Go back and read the post again. From the top. E*Trade (or anyone else, other than a particularly dupable family member) is going to charge you interest. Your net profit for that imperceptible decline in the stock price is 0.

Never make an investment without knowing the interest rate you’ll be charged on any money you borrow.
Never make an investment without knowing the interest rate you’ll be charged on any money you borrow. 
Never make an investment without knowing the interest rate you’ll be charged on any money you borrow.

Should we say it once more, underlining this time, or did you get the message?

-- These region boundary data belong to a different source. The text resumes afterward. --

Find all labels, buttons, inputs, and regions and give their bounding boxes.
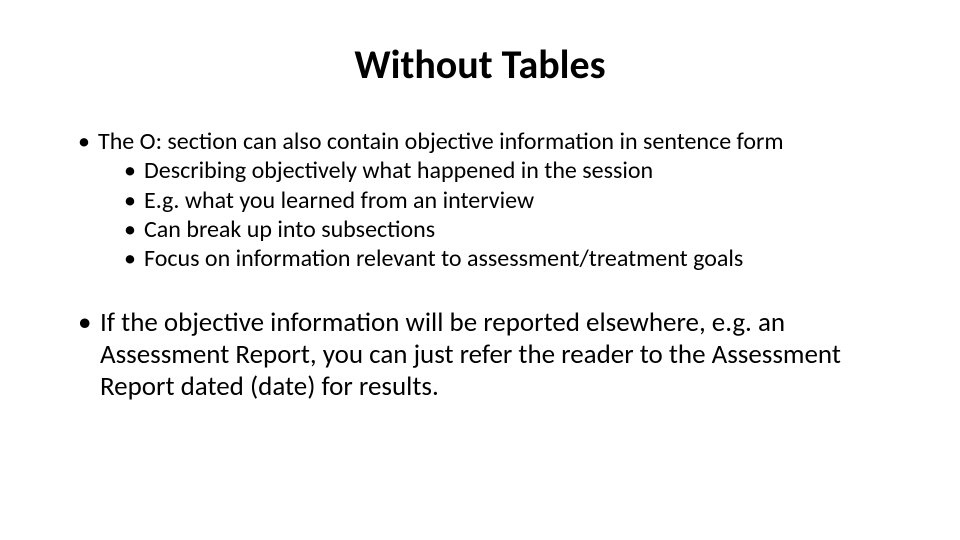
sub-bullet-text: Describing objectively what happened in … (144, 156, 653, 185)
slide-container: Without Tables The O: section can also c… (0, 0, 960, 540)
slide-title: Without Tables (60, 40, 900, 89)
bullet-text: The O: section can also contain objectiv… (98, 127, 784, 156)
sub-bullet-text: Can break up into subsections (144, 215, 435, 244)
bullet-text: If the objective information will be rep… (100, 306, 841, 403)
sub-bullet-text: Focus on information relevant to assessm… (144, 244, 743, 273)
bullet-block-2: If the objective information will be rep… (78, 307, 900, 403)
sub-bullet-list: Describing objectively what happened in … (124, 156, 900, 273)
bullet-block-1: The O: section can also contain objectiv… (78, 127, 900, 273)
sub-bullet-text: E.g. what you learned from an interview (144, 186, 534, 215)
sub-bullet-item: Describing objectively what happened in … (124, 156, 900, 185)
bullet-item: If the objective information will be rep… (78, 307, 900, 403)
bullet-item: The O: section can also contain objectiv… (78, 127, 900, 273)
slide-body: The O: section can also contain objectiv… (60, 127, 900, 403)
sub-bullet-item: Focus on information relevant to assessm… (124, 244, 900, 273)
sub-bullet-item: Can break up into subsections (124, 215, 900, 244)
sub-bullet-item: E.g. what you learned from an interview (124, 186, 900, 215)
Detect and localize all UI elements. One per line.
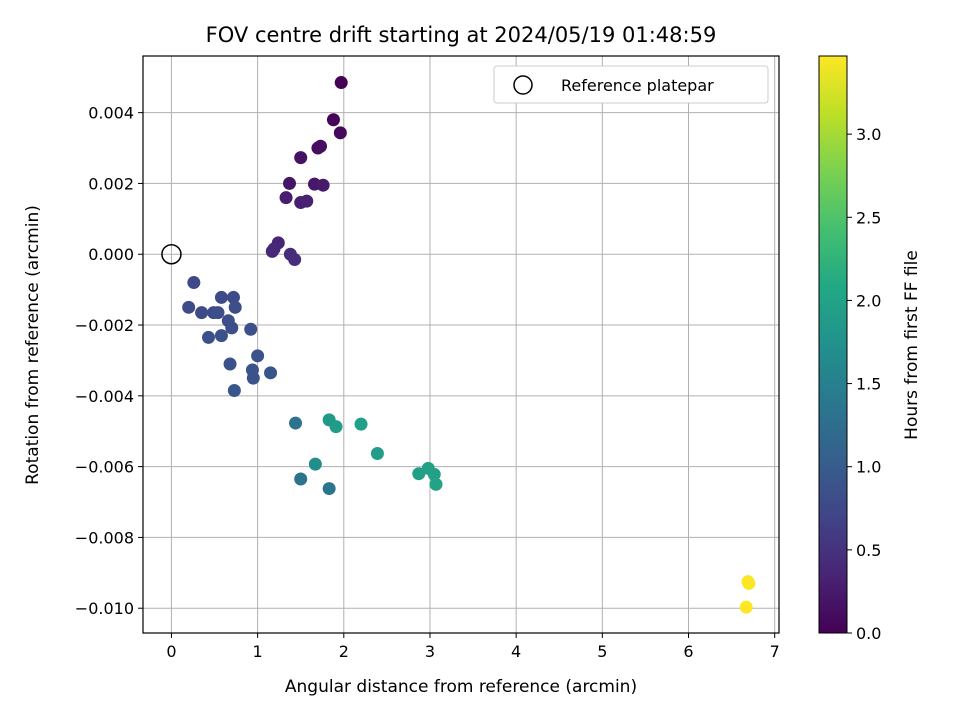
x-tick-label: 6 <box>683 642 693 661</box>
data-point <box>226 290 240 304</box>
data-point <box>228 300 242 314</box>
x-tick-label: 2 <box>339 642 349 661</box>
x-tick-label: 0 <box>166 642 176 661</box>
colorbar-gradient <box>818 55 848 634</box>
y-tick-label: 0.004 <box>88 104 134 123</box>
data-point <box>334 76 348 90</box>
colorbar-tick-label: 2.5 <box>856 208 881 227</box>
data-point <box>354 417 368 431</box>
data-point <box>251 349 265 363</box>
x-axis-ticks: 0 1 2 3 4 5 6 7 <box>166 633 780 661</box>
data-point <box>246 371 260 385</box>
data-point <box>214 329 228 343</box>
data-point <box>264 366 278 380</box>
legend-open-circle-icon <box>513 75 533 95</box>
data-point <box>370 447 384 461</box>
x-tick-label: 7 <box>770 642 780 661</box>
y-tick-label: −0.002 <box>75 316 134 335</box>
data-point <box>227 384 241 398</box>
data-point <box>316 178 330 192</box>
y-tick-label: −0.008 <box>75 528 134 547</box>
reference-marker-group <box>161 243 182 265</box>
colorbar-tick-label: 0.0 <box>856 624 881 643</box>
x-tick-label: 4 <box>511 642 521 661</box>
reference-platepar-marker <box>161 243 182 265</box>
data-point <box>289 416 303 430</box>
data-point <box>214 290 228 304</box>
x-tick-label: 1 <box>253 642 263 661</box>
y-axis-label: Rotation from reference (arcmin) <box>23 205 43 485</box>
data-point <box>333 126 347 140</box>
x-tick-label: 5 <box>597 642 607 661</box>
legend-box <box>493 65 769 104</box>
data-point <box>182 300 196 314</box>
data-point <box>308 457 322 471</box>
colorbar-tick-label: 3.0 <box>856 125 881 144</box>
data-point <box>300 194 314 208</box>
data-point <box>314 139 328 153</box>
chart-title: FOV centre drift starting at 2024/05/19 … <box>206 23 717 47</box>
x-tick-label: 3 <box>425 642 435 661</box>
data-point <box>283 176 297 190</box>
data-point <box>201 330 215 344</box>
x-axis-label: Angular distance from reference (arcmin) <box>285 677 637 697</box>
data-point <box>329 420 343 434</box>
colorbar-ticks: 0.0 0.5 1.0 1.5 2.0 2.5 3.0 <box>847 125 881 643</box>
y-axis-ticks: 0.004 0.002 0.000 −0.002 −0.004 −0.006 −0.008 −… <box>75 104 143 618</box>
legend: Reference platepar <box>493 65 769 104</box>
data-point <box>288 253 302 267</box>
legend-label: Reference platepar <box>561 76 714 95</box>
colorbar-tick-label: 0.5 <box>856 541 881 560</box>
data-point <box>223 357 237 371</box>
data-point <box>427 467 441 481</box>
plot-area-frame <box>142 55 780 634</box>
colorbar: 0.0 0.5 1.0 1.5 2.0 2.5 3.0 Hours from first F… <box>818 55 922 643</box>
colorbar-label: Hours from first FF file <box>902 250 922 440</box>
colorbar-tick-label: 1.0 <box>856 458 881 477</box>
grid-lines <box>143 56 779 633</box>
y-tick-label: −0.004 <box>75 387 134 406</box>
y-tick-label: −0.010 <box>75 599 134 618</box>
data-point <box>187 276 201 290</box>
data-point <box>742 576 756 590</box>
y-tick-label: 0.000 <box>88 245 134 264</box>
data-point <box>739 600 753 614</box>
data-point <box>225 321 239 335</box>
data-point <box>412 467 426 481</box>
colorbar-tick-label: 1.5 <box>856 375 881 394</box>
data-point <box>294 472 308 486</box>
data-point <box>429 477 443 491</box>
y-tick-label: 0.002 <box>88 174 134 193</box>
data-point <box>294 151 308 165</box>
data-point <box>326 113 340 127</box>
data-point <box>322 482 336 496</box>
data-point <box>244 322 258 336</box>
data-point <box>195 306 209 320</box>
data-points <box>182 76 756 614</box>
y-tick-label: −0.006 <box>75 458 134 477</box>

Brokerages start with something called the “base rate”. E*Trade set its at 4.14% a couple of years ago, and it’s remained untouched since. If you have half a million dollars in your margin account, you get to borrow money at the base rate. (Put a million in your account, and they’ll take 25 basis points off the base rate.) But the less your ability to repay, the higher the interest rate you’re charged. That’s why unsecured credit cards charge so much, which you shouldn’t be paying interest on anyway. With that $2000 minimum balance in your margin account, you’ll pay a 430-basis-point premium on the money you borrow. 8.44%. You’re almost better off borrowing on that credit card. Almost. Here’s the list of interest rates, segmented by size of account balance:

 

Making money’s a pain, isn’t it? For a beginning-to-intermediate investor, better to find something undervalued and buy it long than search for something overvalued. The worst thing that a stock you perceive to be undervalued can do is fall to 0. A stock that you think is overvalued, but isn’t, can rise so high that you’ll lose your margin account, your house, your 401(k) and the respect of your friends and family. Now, who’s up for some trading?

 

*Technically, the name is supposed to be in all caps. They should consider themselves fortunate that we’re deigning to indulge even one of their typographic fantasies by spelling the company name with an asterisk. The asterisked name spawned an asterisked comment, adding to the confusion, a confusion that this asterisked comment can’t hope to resolve.